Once confluence is achieved, and coexistent with an increase in ALP activity and mineral matrix deposit (Figures 1B and 1C), the cells enter what is known as the differentiation phase (7 days). This is characterised by an increase in the formation of the bone matrix, and is associated with the change in expression of 147 genes. The cell processes which are increased in this phase are those related to the energetic state of the cells: carbohydrate metabolism in general, metabolic process of glucose and other carbohydrates, response to lipopolysaccharides or gluconeogenesis. This makes this cell line an excellent model for the study of the molecular events involved in the process of osteogenesis. The microarrays allow the simultaneous monitoring of a great number of genes associated with the metabolism of bone, which enables the detection of potential targets for therapeutic or diagnostic purposes. The use of microarrays is becoming ever more accessible and the data generated from this type of approach are largely descriptive.

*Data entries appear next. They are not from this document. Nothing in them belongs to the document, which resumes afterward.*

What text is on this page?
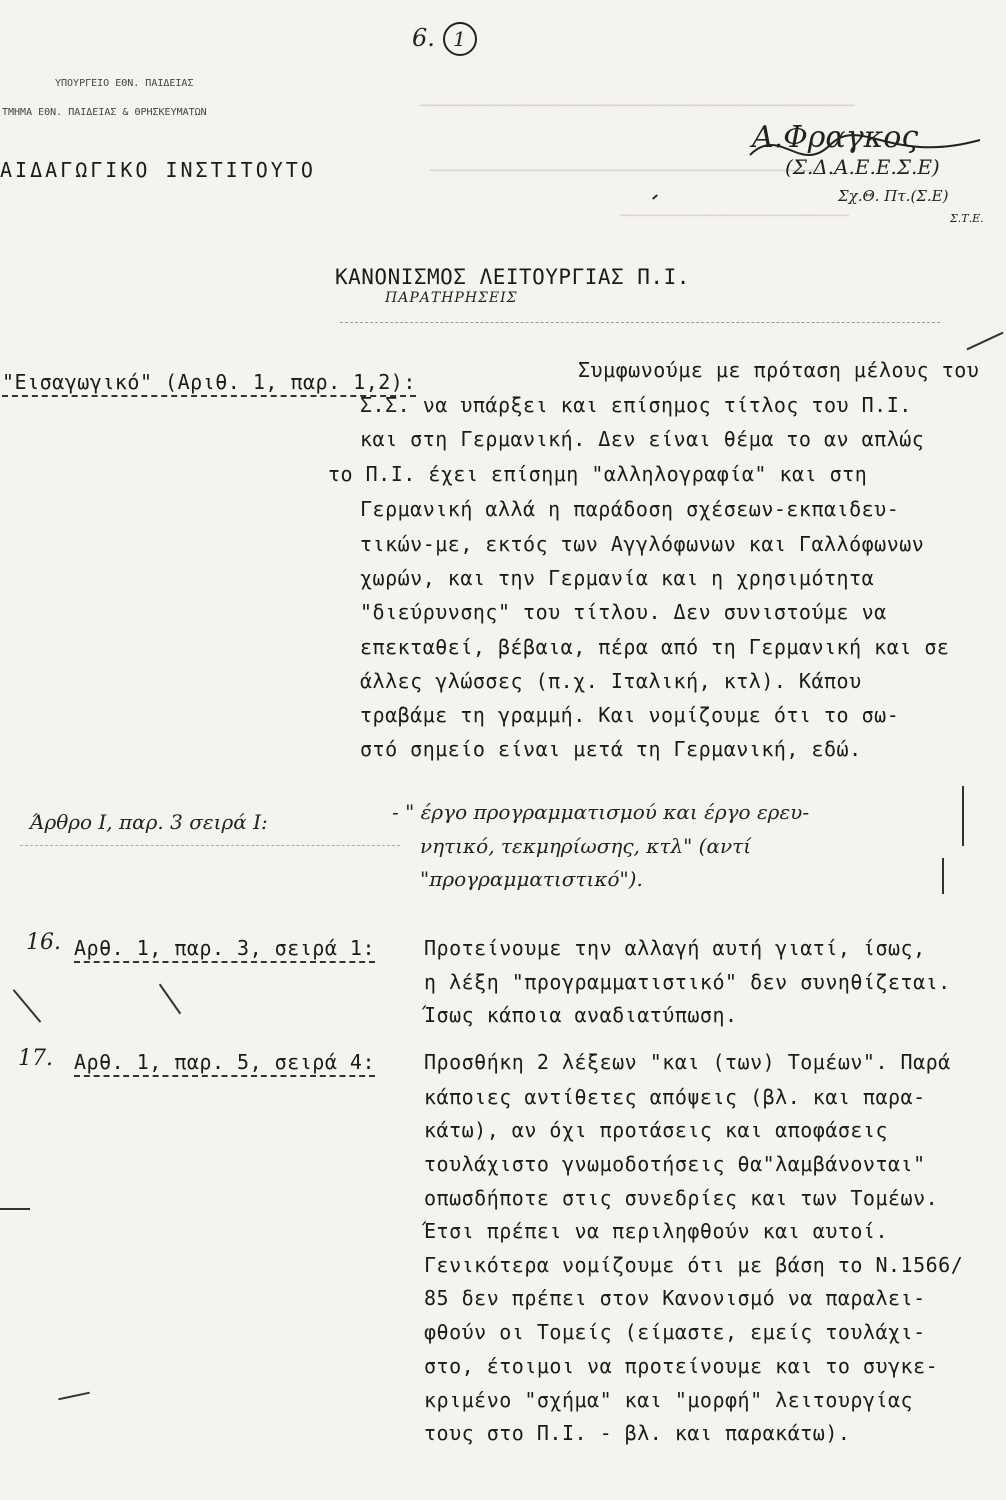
──────────────────────────────────────
──────────────────────────────────
────────────────────
6. 1
ΥΠΟΥΡΓΕΙΟ ΕΘΝ. ΠΑΙΔΕΙΑΣ
ΤΜΗΜΑ ΕΘΝ. ΠΑΙΔΕΙΑΣ & ΘΡΗΣΚΕΥΜΑΤΩΝ
ΑΙΔΑΓΩΓΙΚΟ ΙΝΣΤΙΤΟΥΤΟ
Α.Φραγκος
(Σ.Δ.Α.Ε.Ε.Σ.Ε)
Σχ.Θ. Πτ.(Σ.Ε)
Σ.Τ.Ε.
ΚΑΝΟΝΙΣΜΟΣ ΛΕΙΤΟΥΡΓΙΑΣ Π.Ι.
ΠΑΡΑΤΗΡΗΣΕΙΣ
"Εισαγωγικό" (Αριθ. 1, παρ. 1,2):	Συμφωνούμε με πρόταση μέλους του
Σ.Σ. να υπάρξει και επίσημος τίτλος του Π.Ι.
και στη Γερμανική. Δεν είναι θέμα το αν απλώς
το Π.Ι. έχει επίσημη "αλληλογραφία" και στη
Γερμανική αλλά η παράδοση σχέσεων-εκπαιδευ-
τικών-με, εκτός των Αγγλόφωνων και Γαλλόφωνων
χωρών, και την Γερμανία και η χρησιμότητα
"διεύρυνσης" του τίτλου. Δεν συνιστούμε να
επεκταθεί, βέβαια, πέρα από τη Γερμανική και σε
άλλες γλώσσες (π.χ. Ιταλική, κτλ). Κάπου
τραβάμε τη γραμμή. Και νομίζουμε ότι το σω-
στό σημείο είναι μετά τη Γερμανική, εδώ.
Άρθρο Ι, παρ. 3 σειρά Ι:	- " έργο προγραμματισμού και έργο ερευ-
νητικό, τεκμηρίωσης, κτλ" (αντί
"προγραμματιστικό").
16. Αρθ. 1, παρ. 3, σειρά 1: Προτείνουμε την αλλαγή αυτή γιατί, ίσως,
η λέξη "προγραμματιστικό" δεν συνηθίζεται.
Ίσως κάποια αναδιατύπωση.
17. Αρθ. 1, παρ. 5, σειρά 4: Προσθήκη 2 λέξεων "και (των) Τομέων". Παρά
κάποιες αντίθετες απόψεις (βλ. και παρα-
κάτω), αν όχι προτάσεις και αποφάσεις
τουλάχιστο γνωμοδοτήσεις θα"λαμβάνονται"
οπωσδήποτε στις συνεδρίες και των Τομέων.
Έτσι πρέπει να περιληφθούν και αυτοί.
Γενικότερα νομίζουμε ότι με βάση το Ν.1566/
85 δεν πρέπει στον Κανονισμό να παραλει-
φθούν οι Τομείς (είμαστε, εμείς τουλάχι-
στο, έτοιμοι να προτείνουμε και το συγκε-
κριμένο "σχήμα" και "μορφή" λειτουργίας
τους στο Π.Ι. - βλ. και παρακάτω).
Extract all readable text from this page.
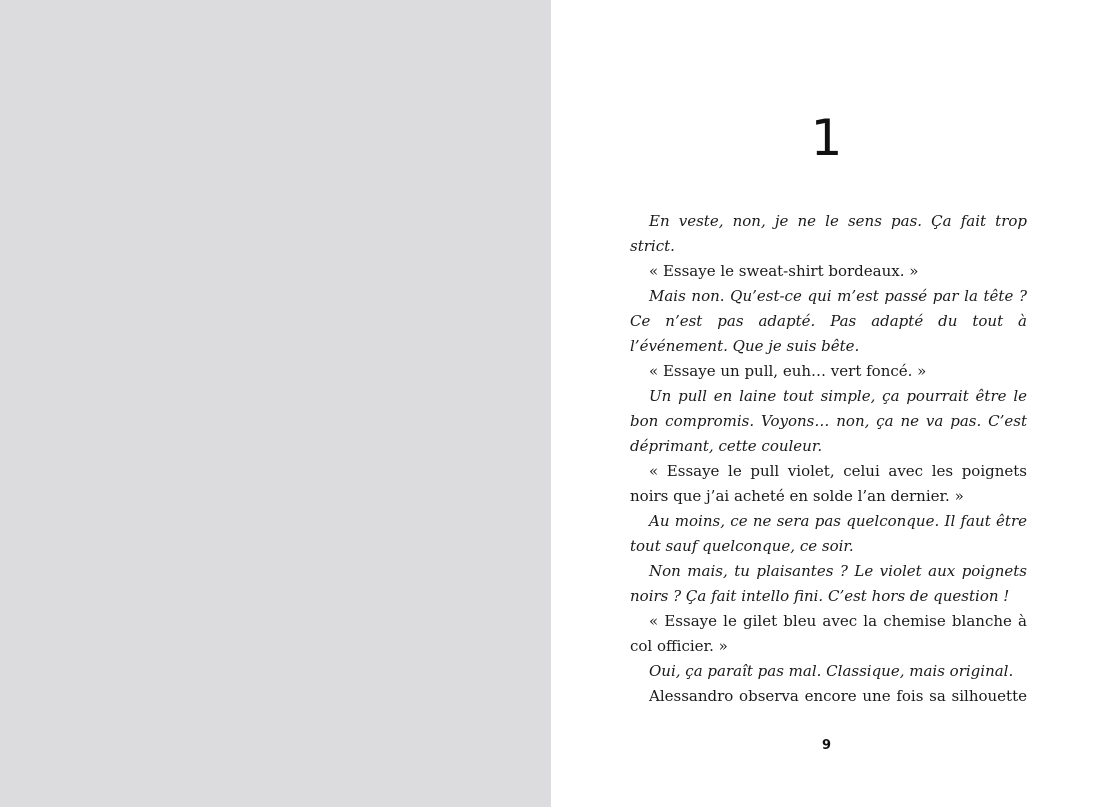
1

En veste, non, je ne le sens pas. Ça fait trop strict.

« Essaye le sweat-shirt bordeaux. »

Mais non. Qu’est-ce qui m’est passé par la tête ? Ce n’est pas adapté. Pas adapté du tout à l’événement. Que je suis bête.

« Essaye un pull, euh… vert foncé. »

Un pull en laine tout simple, ça pourrait être le bon compromis. Voyons… non, ça ne va pas. C’est déprimant, cette couleur.

« Essaye le pull violet, celui avec les poignets noirs que j’ai acheté en solde l’an dernier. »

Au moins, ce ne sera pas quelconque. Il faut être tout sauf quelconque, ce soir.

Non mais, tu plaisantes ? Le violet aux poignets noirs ? Ça fait intello fini. C’est hors de question !

« Essaye le gilet bleu avec la chemise blanche à col officier. »

Oui, ça paraît pas mal. Classique, mais original.

Alessandro observa encore une fois sa silhouette

9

However, the general information which is obtained is a very useful baseline for more analytical studies of functional routes which come into play during cell differentiation, an event which is mediated by receptors, transcription factors, proteins, enzymes, etc., which are in turn regulated by changes in gene expression.
The analysis here presented offers a dynamic vision of these events during the differentiation of osteoblasts. The results of the expression matrix which is presented here complement earlier studies29,30. However, many earlier gene studies in osteoblasts were analysed under different conditions, with different cell lines, or under induction by different agents. The ability to compare data collected from hundreds of genes under a combination of conditions with data from other systems strengthens our general understanding of the molecular basis of osteogenesis. These data are valuable not only for a better understanding of osteogenesis but also for comparison with other types of tissues. This information should help in the development of more efficacious treatment for bone disorders and in the prediction of secondary effects on bone metabolism of drugs which are aimed at the same factors for intervention in other diseases.